Publication: 02/08/2012 16:01

La campagne électorale est maintenant lancée. Les attentes de la population québécoise varient d'une région à l'autre, d'une communauté linguistique à l'autre, d'un segment de la société à l'autre.

Loin des enjeux des élections précédentes portant sur l'identité et les accommodements raisonnables (2008, 2007), la réingénierie de l'État (2003, 1998), la question nationale (1994) les partis politiques en lice tentent d'imposer LEUR propre enjeu de la campagne. Le parti ministériel de Jean Charest cherchera à miser sur la loi et l'ordre en instrumentalisant le conflit étudiant. Conflit que le gouvernement libéral a sciemment alimenté au cours des quatre derniers mois. Le Parti québécois dirigé par Pauline Marois cherchera à dénoncer le régime de copinage et de collusion entretenu par le gouvernement Charest en misant sur les valeurs d'intégrité. Quant à la Coalition Avenir Québec, qui prend le relais de l'Action Démocratique du Québec, elle tentera de se faufiler entre les deux principales formations politiques en proposant une vision comptable de l'État, tout en cherchant à mettre sous le boisseau la question nationale.

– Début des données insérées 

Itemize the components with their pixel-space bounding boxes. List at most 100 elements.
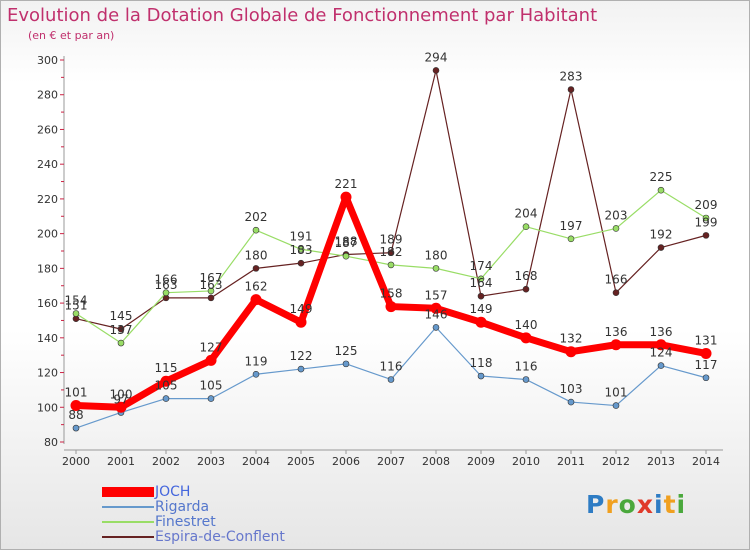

Au-delà de l'enjeu central de la campagne, il y a bien sûr les défis auxquels chacun des chefs devra se mesurer. Jean Charest devra faire la démonstration que son parti a pu se renouveler suffisamment lui qui a de la difficulté à retenir les meilleurs éléments de son sérail (Séguin, Couillard, Pelletier, Jérôme-Forget) ou qui est prêt à sacrifier les femmes fortes recrutées par sa formation (Normandeau, Beauchamp, Courchesne). Après neuf années d'usure, avec une autorité morale qui a été mise à mal plusieurs fois au cours des dernières années et sans exigences concrètes face à Ottawa, le PLQ doit démontrer comment le Québec pourrait sortir plus fort de l'exercice démocratique actuel.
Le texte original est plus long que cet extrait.